Marie Storm of White City was one of about 250 people at a Tea Party protest Saturday at Veterans Memorial Park near the Medford Armory. - Jamie Lusch

Tea Party participants berate government taxing, spending

MEDFORD — "The only sector in the state of Oregon that's growing is government," Republican State Rep. Sal Esquivel told a crowd at a taxpayer protest Saturday in Medford.

The sun was shining and flags were fluttering as an estimated 250 people turned out for another Tea Party protest, this one at Veterans Memorial Park, where people gathered to hear legislators and candidates speak out against taxation and government spending.
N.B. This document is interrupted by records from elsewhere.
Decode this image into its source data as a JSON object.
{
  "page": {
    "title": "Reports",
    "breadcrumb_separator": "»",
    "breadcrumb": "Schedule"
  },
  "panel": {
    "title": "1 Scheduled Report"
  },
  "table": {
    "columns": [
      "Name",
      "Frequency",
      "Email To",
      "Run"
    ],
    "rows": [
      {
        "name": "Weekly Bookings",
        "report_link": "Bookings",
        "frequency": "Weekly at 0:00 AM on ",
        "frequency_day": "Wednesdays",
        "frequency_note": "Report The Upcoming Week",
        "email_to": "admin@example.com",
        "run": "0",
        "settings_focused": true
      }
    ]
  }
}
The Tea Party protests, being held by conservative groups around the country in recent weeks, have been spurred by the current economic situation, with a name inspired by the Boston Tea Party in 1773.
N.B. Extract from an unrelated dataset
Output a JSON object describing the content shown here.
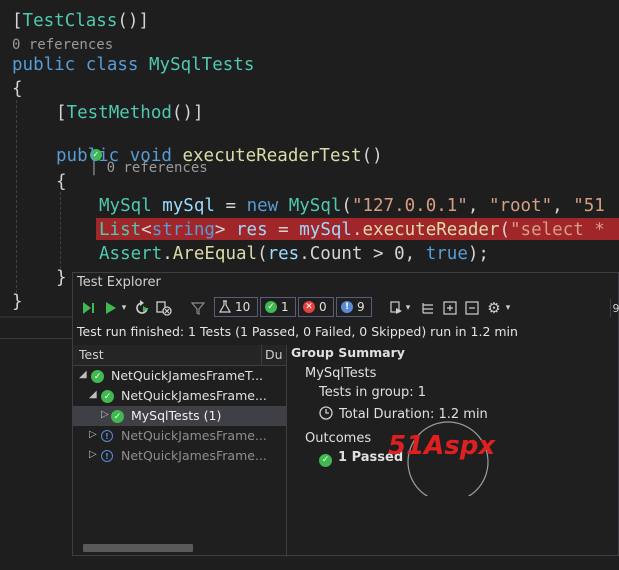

"I live on a budget. Why can't you?" read one sign. Others relayed messages unrelated to taxes, such as: "My President would be legal" and "Got a birth certificate?"

Russ Walker, northwest director for a Washington, D.C.-based group called FreedomWorks, called on Jackson County commissioners to rescind a recent raise for elected county officials.
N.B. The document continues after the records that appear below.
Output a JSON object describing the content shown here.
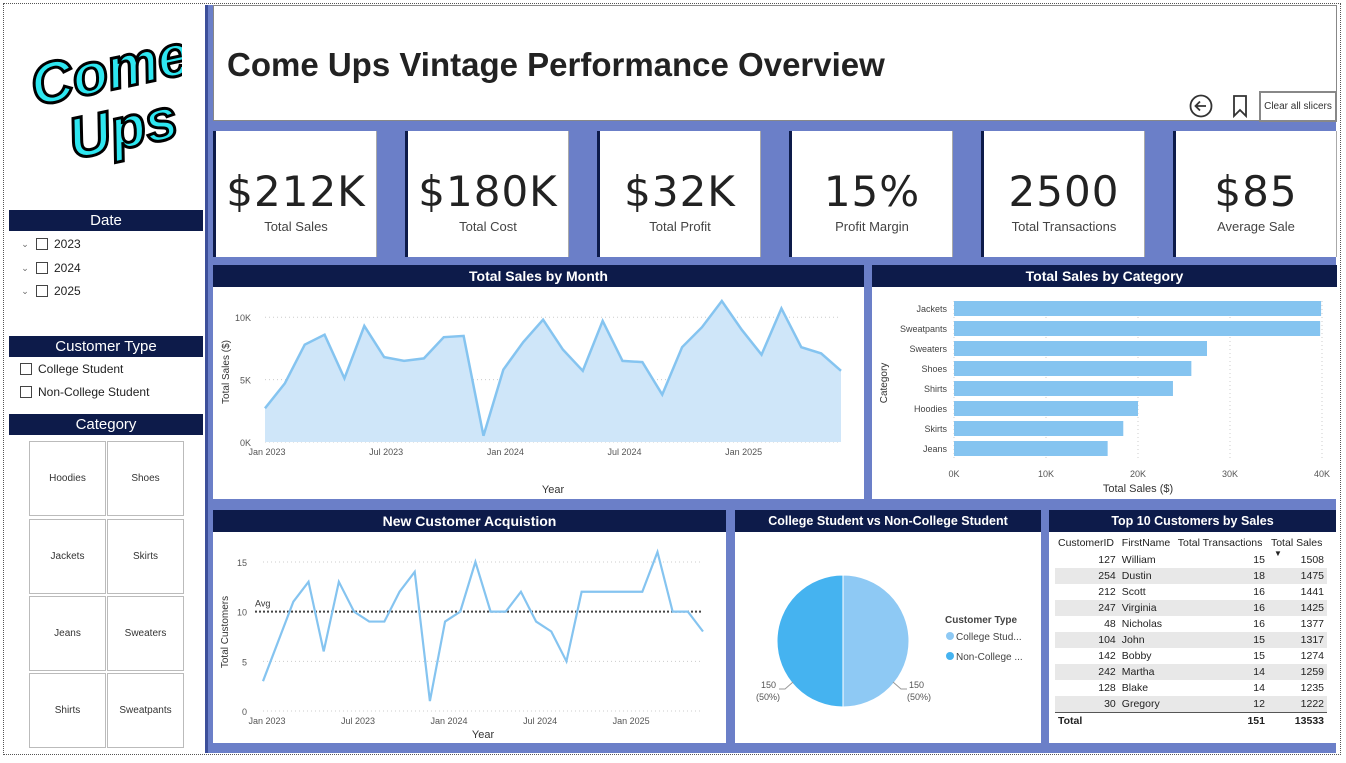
{
  "header": {
    "title": "Come Ups Vintage Performance Overview",
    "clear_slicers": "Clear all slicers",
    "logo_text": "Come Ups"
  },
  "slicers": {
    "date": {
      "title": "Date",
      "items": [
        "2023",
        "2024",
        "2025"
      ]
    },
    "customer_type": {
      "title": "Customer Type",
      "items": [
        "College Student",
        "Non-College Student"
      ]
    },
    "category": {
      "title": "Category",
      "tiles": [
        "Hoodies",
        "Shoes",
        "Jackets",
        "Skirts",
        "Jeans",
        "Sweaters",
        "Shirts",
        "Sweatpants"
      ]
    }
  },
  "kpis": [
    {
      "value": "$212K",
      "label": "Total Sales"
    },
    {
      "value": "$180K",
      "label": "Total Cost"
    },
    {
      "value": "$32K",
      "label": "Total Profit"
    },
    {
      "value": "15%",
      "label": "Profit Margin"
    },
    {
      "value": "2500",
      "label": "Total Transactions"
    },
    {
      "value": "$85",
      "label": "Average Sale"
    }
  ],
  "colors": {
    "navy": "#0d1b4a",
    "canvas": "#6b7fc8",
    "series_light": "#85c4f0",
    "area_fill": "#cfe6f9",
    "pie_dark": "#45b3f0",
    "pie_light": "#8ec9f4"
  },
  "chart_data": [
    {
      "type": "area",
      "title": "Total Sales by Month",
      "xlabel": "Year",
      "ylabel": "Total Sales ($)",
      "ylim": [
        0,
        10000
      ],
      "yticks": [
        "0K",
        "5K",
        "10K"
      ],
      "xticks": [
        "Jan 2023",
        "Jul 2023",
        "Jan 2024",
        "Jul 2024",
        "Jan 2025"
      ],
      "x": [
        "2023-01",
        "2023-02",
        "2023-03",
        "2023-04",
        "2023-05",
        "2023-06",
        "2023-07",
        "2023-08",
        "2023-09",
        "2023-10",
        "2023-11",
        "2023-12",
        "2024-01",
        "2024-02",
        "2024-03",
        "2024-04",
        "2024-05",
        "2024-06",
        "2024-07",
        "2024-08",
        "2024-09",
        "2024-10",
        "2024-11",
        "2024-12",
        "2025-01",
        "2025-02",
        "2025-03",
        "2025-04",
        "2025-05"
      ],
      "values": [
        2700,
        4700,
        7800,
        8600,
        5100,
        9300,
        6800,
        6500,
        6700,
        8400,
        8500,
        500,
        5800,
        8000,
        9800,
        7400,
        5700,
        9700,
        6500,
        6400,
        3800,
        7600,
        9200,
        11300,
        9000,
        7000,
        10700,
        7600,
        7100,
        5700
      ]
    },
    {
      "type": "bar",
      "orientation": "horizontal",
      "title": "Total Sales by Category",
      "xlabel": "Total Sales ($)",
      "ylabel": "Category",
      "xlim": [
        0,
        40000
      ],
      "xticks": [
        "0K",
        "10K",
        "20K",
        "30K",
        "40K"
      ],
      "categories": [
        "Jackets",
        "Sweatpants",
        "Sweaters",
        "Shoes",
        "Shirts",
        "Hoodies",
        "Skirts",
        "Jeans"
      ],
      "values": [
        39900,
        39800,
        27500,
        25800,
        23800,
        20000,
        18400,
        16700
      ]
    },
    {
      "type": "line",
      "title": "New Customer Acquistion",
      "xlabel": "Year",
      "ylabel": "Total Customers",
      "ylim": [
        0,
        16
      ],
      "yticks": [
        "0",
        "5",
        "10",
        "15"
      ],
      "xticks": [
        "Jan 2023",
        "Jul 2023",
        "Jan 2024",
        "Jul 2024",
        "Jan 2025"
      ],
      "avg_label": "Avg",
      "avg": 10,
      "values": [
        3,
        7,
        11,
        13,
        6,
        13,
        10,
        9,
        9,
        12,
        14,
        1,
        9,
        10,
        15,
        10,
        10,
        12,
        9,
        8,
        5,
        12,
        12,
        12,
        12,
        12,
        16,
        10,
        10,
        8
      ]
    },
    {
      "type": "pie",
      "title": "College Student vs Non-College Student",
      "legend_title": "Customer Type",
      "series": [
        {
          "name": "College Stud...",
          "value": 150,
          "label": "150",
          "pct": "(50%)"
        },
        {
          "name": "Non-College ...",
          "value": 150,
          "label": "150",
          "pct": "(50%)"
        }
      ]
    },
    {
      "type": "table",
      "title": "Top 10 Customers by Sales",
      "columns": [
        "CustomerID",
        "FirstName",
        "Total Transactions",
        "Total Sales"
      ],
      "rows": [
        [
          "127",
          "William",
          "15",
          "1508"
        ],
        [
          "254",
          "Dustin",
          "18",
          "1475"
        ],
        [
          "212",
          "Scott",
          "16",
          "1441"
        ],
        [
          "247",
          "Virginia",
          "16",
          "1425"
        ],
        [
          "48",
          "Nicholas",
          "16",
          "1377"
        ],
        [
          "104",
          "John",
          "15",
          "1317"
        ],
        [
          "142",
          "Bobby",
          "15",
          "1274"
        ],
        [
          "242",
          "Martha",
          "14",
          "1259"
        ],
        [
          "128",
          "Blake",
          "14",
          "1235"
        ],
        [
          "30",
          "Gregory",
          "12",
          "1222"
        ]
      ],
      "total": [
        "Total",
        "",
        "151",
        "13533"
      ]
    }
  ]
}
"Jackson County officials should not have voted a raise in these times, but they did take a $16 million deficit and turn it into a (projected) $60 million surplus," said Esquivel.

"I call Salem tax-town USA," announced Esquivel, who accused his fellow legislators of spending more time talking about puppy mills and how many ounces of beer are in a glass than they do creating jobs.

Medford School Board candidates Roger McPherson and Shawna Dye were among those who were allotted five minutes to speak at the rally.

McPherson encouraged those in attendance to be a conservative voice in the liberal school system.

"Fairness, responsibility and freedom is why we're all here," said Dye.

"The bank is the bank of China," said Garth Harrington, addressing the issue of national debt. "We're fresh out of options when it comes to refinancing and China holds the bill," he said.

Preaching to the choir is lovely and frustrating, observed Rosemary Harrington.

"At one time we took care of ourselves and accepted responsibility without asking for help," Rosemary Harrington said. "Stop expecting the government to step in and solve our problems."

Walker said the next step for Republicans on the national level is to challenge the economic stimulus package in federal court.

"Congress gave up powers they were not authorized to give up to the president," Walker said.